Israel pada Minggu mengatakan akan menutup kedutaan besarnya di Irlandia ketika hubungan memburuk akibat perang di Gaza, di mana para pejabat medis Palestina mengatakan serangan udara baru Israel menewaskan lebih dari 30 orang, termasuk beberapa anak-anak.
Keputusan untuk menutup kedutaan besar di Dublin terjadi sebagai tanggapan atas apa yang digambarkan oleh menteri luar negeri Israel sebagai “kebijakan ekstrim anti-Israel” di Irlandia. Pada bulan Mei, Israel menarik duta besarnya untuk Dublin setelah Irlandia mengumumkan, bersama dengan Norwegia, Spanyol dan Slovenia, mereka akan mengakui negara Palestina.
Kabinet Irlandia pekan lalu memutuskan untuk secara resmi melakukan intervensi dalam kasus Afrika Selatan terhadap Israel di Mahkamah Internasional, yang menuduh Israel melakukan genosida di Gaza. Israel membantah tuduhan tersebut.
“Kami prihatin bahwa penafsiran yang sangat sempit mengenai apa yang dimaksud dengan genosida akan mengarah pada budaya impunitas yang mana perlindungan terhadap warga sipil diminimalkan,” kata Wakil Perdana Menteri dan Menteri Luar Negeri Irlandia, Micheal Martin, dalam sebuah pernyataan.
Pernyataan Menteri Luar Negeri Israel Gideon Saar tentang penutupan kedutaan mengatakan bahwa “Irlandia telah melewati setiap garis merah dalam hubungannya dengan Israel.”
Perdana Menteri Irlandia Simon Harris menyebut keputusan penutupan kedutaan itu “sangat disesalkan.” Dia menambahkan pada X: “Saya sepenuhnya menolak pernyataan bahwa Irlandia anti-Israel. Irlandia pro-perdamaian, pro-hak asasi manusia, dan pro-hukum internasional.”
Anak-anak, jurnalis terbunuh di Gaza
Pasukan Israel pada Minggu terus menggempur Gaza utara yang sebagian besar terisolasi, ketika jumlah korban tewas warga Palestina dalam perang tersebut mendekati 45.000 orang.
Satu serangan udara menghantam sekolah Khalil Aweida di kota Beit Hanoun dan menewaskan sedikitnya 15 orang, menurut Rumah Sakit Kamal Adwan di dekatnya, tempat korban dirawat.
Korban tewas termasuk dua orang tua dan anak perempuan mereka, serta seorang ayah dan anak laki-lakinya, kata rumah sakit.

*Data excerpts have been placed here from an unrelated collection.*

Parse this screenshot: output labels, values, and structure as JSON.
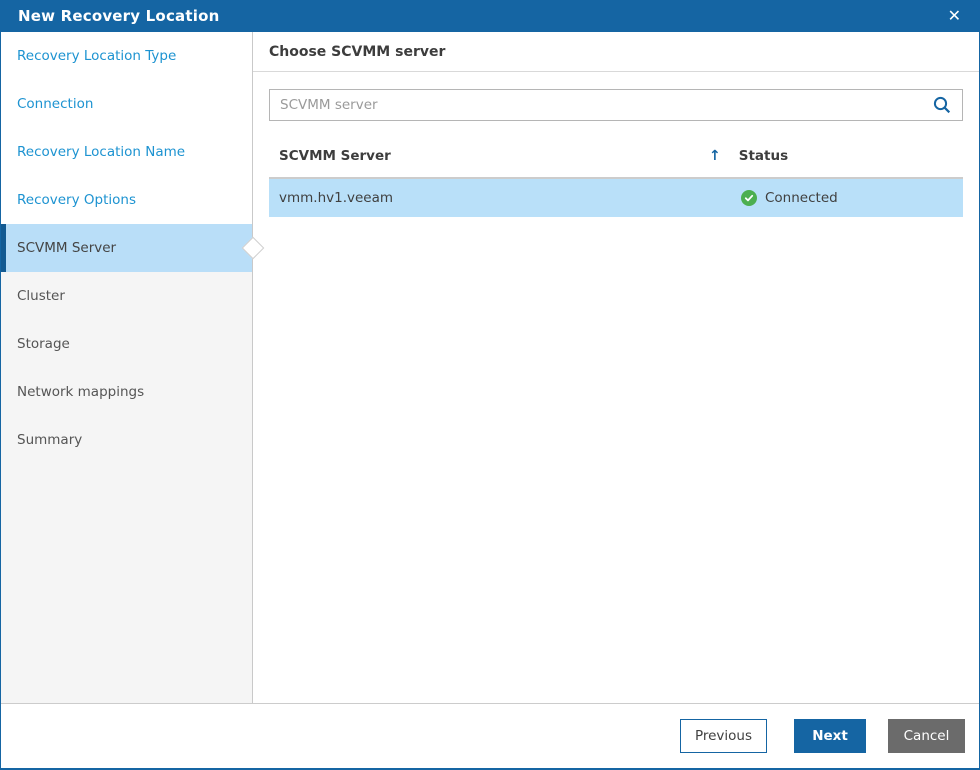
{
  "dialog": {
    "title": "New Recovery Location",
    "close_glyph": "✕"
  },
  "sidebar": {
    "items": [
      {
        "label": "Recovery Location Type",
        "state": "visited"
      },
      {
        "label": "Connection",
        "state": "visited"
      },
      {
        "label": "Recovery Location Name",
        "state": "visited"
      },
      {
        "label": "Recovery Options",
        "state": "visited"
      },
      {
        "label": "SCVMM Server",
        "state": "active"
      },
      {
        "label": "Cluster",
        "state": "upcoming"
      },
      {
        "label": "Storage",
        "state": "upcoming"
      },
      {
        "label": "Network mappings",
        "state": "upcoming"
      },
      {
        "label": "Summary",
        "state": "upcoming"
      }
    ]
  },
  "content": {
    "heading": "Choose SCVMM server",
    "search": {
      "placeholder": "SCVMM server",
      "value": "",
      "icon": "magnifier-icon"
    },
    "table": {
      "columns": [
        {
          "label": "SCVMM Server",
          "sorted": "ascending"
        },
        {
          "label": "Status"
        }
      ],
      "sort_glyph": "↑",
      "rows": [
        {
          "server": "vmm.hv1.veeam",
          "status": "Connected",
          "status_icon": "check-circle-icon",
          "selected": true
        }
      ]
    }
  },
  "footer": {
    "previous_label": "Previous",
    "next_label": "Next",
    "cancel_label": "Cancel"
  },
  "colors": {
    "accent_blue": "#1565a3",
    "link_blue": "#1d93d1",
    "active_step_blue": "#b9def8",
    "row_highlight_blue": "#b9e0f9",
    "status_green": "#4caf50",
    "cancel_gray": "#6b6b6b"
  }
}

Di Kota Gaza, setidaknya 17 orang termasuk enam wanita dan lima anak-anak tewas dalam tiga serangan udara yang menghantam rumah-rumah yang menampung para pengungsi, menurut Rumah Sakit Baptis Al-Ahli.
“Kami terbangun karena serangan itu. Saya terbangun dengan puing-puing di atas tubuh saya,” kata Yahia al-Yazji yang diperban, yang berduka atas istri dan putrinya. Ia menambahkan, istrinya sedang hamil tiga bulan.
Militer Israel dalam sebuah pernyataan mengatakan pihaknya menyerang “sel teroris” di Kota Gaza dan “titik pertemuan teroris” di daerah Beit Hanoun.
Serangan udara Israel lainnya di Gaza tengah menewaskan seorang jurnalis Palestina yang bekerja untuk Al Jazeera, Ahmed al-Lawh, sebuah rumah sakit dan stasiun TV yang berbasis di Qatar.
Serangan itu menghantam badan pertahanan sipil Gaza di kamp pengungsi perkotaan Nuseirat, kata Rumah Sakit Al-Awda. Yang juga tewas adalah tiga pekerja pertahanan sipil termasuk kepala badan tersebut di Nuseirat, menurut rumah sakit Martir al-Aqsa. Pertahanan sipil adalah lembaga penyelamat utama Gaza dan beroperasi di bawah pemerintahan Hamas.
Perang di Gaza dimulai setelah Hamas dan militan lainnya dari Gaza menyerbu Israel selatan pada 7 Oktober 2023, menewaskan sekitar 1.200 orang dan menyandera lebih dari 200 orang.
Serangan balasan Israel telah menewaskan hampir 45.000 warga Palestina, menurut Kementerian Kesehatan Gaza. Penghitungan yang dilakukan kementerian tidak membedakan antara kombatan dan warga sipil, namun disebutkan lebih dari separuh korban tewas adalah perempuan dan anak-anak.